Lessons Learned
Each One
Precious
I was hired to fill a
long-term substitute teaching position in a fourth grade classroom just months
after my December college graduation. Young, eager, optimistic, all
appropriate and helpful attributes for a new incoming sub, nicely complimented my
satchel stuffed with freshly acquired scholarly educational theories,
philosophies, and cutting edge fail-safe strategies designed and promised to
reach all and teach all. With squared-shoulder confidence and change-the-world
spirit, I entered that classroom and encountered reality. Reality always
somehow seems to smack of a bit of disappointment. People can frequently
behave so disappointingly human regardless of their ages. Human nature depicts
endless layers of self and emanating from this myopic vantage point can be a
fairly insidious disregard for others. Somewhere between taking lunch
count that first day and starting our new novel, the leaning-toward-the-toxic
classroom cliques magically appeared with great clarity and unapologetically.
This group. That group. The power group. The Loner. Just one loner. She
steered clear of the fray, kept her eyes down, and tried to fly under the
radar. They “let” her do so to a certain extent, that is to say, after “they”
snipped and cut enough to make sure she knew that her radar flying was by their
permission. Power. The lust for power starts young, but where exactly does it
originate? I sincerely want to know that. It’s poison, of that I am
certain. To the oblivious or insecure teacher, it will run rampant and dominate
your classroom in extremely covert, though devastating ways. It is the root of
bullying. And bullying is at the root of a pain that can be so excruciating, so
consuming, so silent that it completely debilitates in its rendering of
powerlessness. Who bestows this power? Who perpetuates it? Do we all? I was
just a young long-term sub walking into a classroom with its established and
accepted climate, but my eyes, as those of one who understood the wrath of a
bully, remained fixed upon the loner. I would help her in quiet,
unassuming ways. An encouraging word in passing. An affirming
smile. A “random” opportunity to teacher-assist on an errand to the
office. An extra superlative word written on a corrected assignment.

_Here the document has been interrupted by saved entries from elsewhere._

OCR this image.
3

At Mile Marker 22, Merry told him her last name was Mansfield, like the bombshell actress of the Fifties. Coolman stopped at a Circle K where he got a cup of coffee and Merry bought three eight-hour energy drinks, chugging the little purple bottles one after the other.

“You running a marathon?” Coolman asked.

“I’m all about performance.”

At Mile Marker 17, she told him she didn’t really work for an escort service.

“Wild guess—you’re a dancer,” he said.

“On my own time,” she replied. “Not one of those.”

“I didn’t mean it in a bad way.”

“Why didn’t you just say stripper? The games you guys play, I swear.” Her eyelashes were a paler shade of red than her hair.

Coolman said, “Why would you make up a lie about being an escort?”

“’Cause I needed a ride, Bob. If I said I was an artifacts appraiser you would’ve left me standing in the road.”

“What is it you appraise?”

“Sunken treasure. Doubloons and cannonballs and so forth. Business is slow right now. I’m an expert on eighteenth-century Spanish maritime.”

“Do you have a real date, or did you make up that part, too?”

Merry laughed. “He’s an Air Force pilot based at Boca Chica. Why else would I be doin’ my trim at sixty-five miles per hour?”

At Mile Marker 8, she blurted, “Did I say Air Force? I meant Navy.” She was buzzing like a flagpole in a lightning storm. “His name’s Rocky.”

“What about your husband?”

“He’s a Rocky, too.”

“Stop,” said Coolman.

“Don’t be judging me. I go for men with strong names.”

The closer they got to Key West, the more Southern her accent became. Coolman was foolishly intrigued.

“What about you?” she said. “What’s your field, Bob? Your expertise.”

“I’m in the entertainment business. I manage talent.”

Continual, covert building up day after day after day after day. The
bullies, the exclusive cliques, the power seekers were not given voice other
than to participate according to my directions. We were one class. We would
learn to care for each other and recognize that each one brings gifts and
stories that are unique and worthy of being celebrated. Not one more than
another, but each one. On my last day with the fourth graders, the loner,
who no longer was one, brought me a gift that she, her mother, and grandmother
had made. It was a stunningly beautiful beaded necklace strung in the
Native American tradition of their family and their tribe. She simply said,
“Thank you for noticing me.” Her simple message did more to inform my
teaching than all of the stuffing in my satchel.